India, however, remains a society in which the extended family is central, and negotiating one’s sexuality with one’s biological family is the central preoccupation for most people. As Parmesh Shahani wrote in his book Gay Bombay (2008): “Insofar as one’s primary community is concerned, the blood family still rules the roost.” One of the organizers of the festival told me that whenever his parents came to visit, his partner left to stay with his biological family.
Queer India exemplifies all the contradictions and delights of hybridity and pastiche common to contemporary cultural theory. (It’s no accident that postcolonial theory is largely the product of expatriate Indian intellectuals.) Thus a cartoon in the gay publication Bombay Dost can simultaneously reflect family pressures and invoke Alexander the Great, Michelangelo, Leonardo da Vinci, and Oscar Wilde as gay heroes.
Arranged marriages are the norm for most Indians, even if there is more ability for progeny to have a say. Arranged marriages, moreover, reinforce class and caste lines: in the Sunday Times of India the two pages of ads for “matrimonials” begin with “caste,” though other sections do refer to language and religion. Could an Indian way for gay liberation lie in arranged same-sex marriages? The idea might seem playful, but one such advertisement was posted in May, seeking a “well-placed, animal-loving, vegetarian groom for my son.” The woman who placed this post is the mother of a gay rights activist, and the ad caused some consternation among readers.
Of course, the people behind Kashish are very aware of the gaps between the cool, middle-class, predominantly English-speaking audiences at the festival and the majority of Indians. But on the closing night, with its transgender dance troupe and the Rainbow Choir (largely male) singing a mixture of Indian and civil rights songs, it was clear that they were reaching out beyond the cosmopolitan educated elite who are known internationally.

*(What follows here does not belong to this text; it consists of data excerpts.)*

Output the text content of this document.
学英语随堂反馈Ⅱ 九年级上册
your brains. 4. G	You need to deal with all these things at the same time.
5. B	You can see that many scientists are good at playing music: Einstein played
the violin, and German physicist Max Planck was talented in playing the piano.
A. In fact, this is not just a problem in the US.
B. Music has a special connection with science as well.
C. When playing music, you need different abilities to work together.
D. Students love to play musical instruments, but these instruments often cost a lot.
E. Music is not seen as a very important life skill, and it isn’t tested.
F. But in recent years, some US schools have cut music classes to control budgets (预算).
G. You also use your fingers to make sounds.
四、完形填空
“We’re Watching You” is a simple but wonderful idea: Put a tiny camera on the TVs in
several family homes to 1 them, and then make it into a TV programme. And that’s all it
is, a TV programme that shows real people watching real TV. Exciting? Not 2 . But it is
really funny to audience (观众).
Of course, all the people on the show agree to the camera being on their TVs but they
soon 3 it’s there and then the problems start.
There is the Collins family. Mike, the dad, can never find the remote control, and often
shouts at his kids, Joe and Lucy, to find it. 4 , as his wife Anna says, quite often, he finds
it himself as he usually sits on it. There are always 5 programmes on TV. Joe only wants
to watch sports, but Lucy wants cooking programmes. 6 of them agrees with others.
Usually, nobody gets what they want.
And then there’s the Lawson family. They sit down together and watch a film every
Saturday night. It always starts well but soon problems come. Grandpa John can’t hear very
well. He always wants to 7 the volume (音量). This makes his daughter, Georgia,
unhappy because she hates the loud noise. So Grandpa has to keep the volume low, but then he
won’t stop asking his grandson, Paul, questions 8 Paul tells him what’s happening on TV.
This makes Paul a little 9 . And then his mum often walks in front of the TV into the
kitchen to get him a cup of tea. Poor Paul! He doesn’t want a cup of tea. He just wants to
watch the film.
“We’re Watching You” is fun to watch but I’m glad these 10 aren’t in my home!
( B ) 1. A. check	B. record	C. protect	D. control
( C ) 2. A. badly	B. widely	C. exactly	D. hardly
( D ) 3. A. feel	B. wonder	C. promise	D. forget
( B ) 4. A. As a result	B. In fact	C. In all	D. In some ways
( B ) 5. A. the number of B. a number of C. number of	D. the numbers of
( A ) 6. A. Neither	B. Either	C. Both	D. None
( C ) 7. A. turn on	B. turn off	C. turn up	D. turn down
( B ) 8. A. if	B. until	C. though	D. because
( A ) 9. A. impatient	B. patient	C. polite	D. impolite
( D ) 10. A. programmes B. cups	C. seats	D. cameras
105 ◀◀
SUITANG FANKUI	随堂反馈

On the planes back from Mumbai, I watched four hours of Best Exotic Marigold Hotel, and, as is my wont at 30,000 feet in the air, sniffled through most of it. Clichéd as these films are, they sum up the reality that what is happening in India today is a glorious entanglement of the local and the global. As the mythologist and author Devdutt Pattanaik remarked at Kashish: “There are events in life that we qualify as climax or start, end or beginning, tragedy or comedy. But life just keeps moving ahead. We are just one act in a never ending play on an eternal stage giving moments meaning.”
Dennis Altman’s most recent book is The End of the Homosexual? (2013).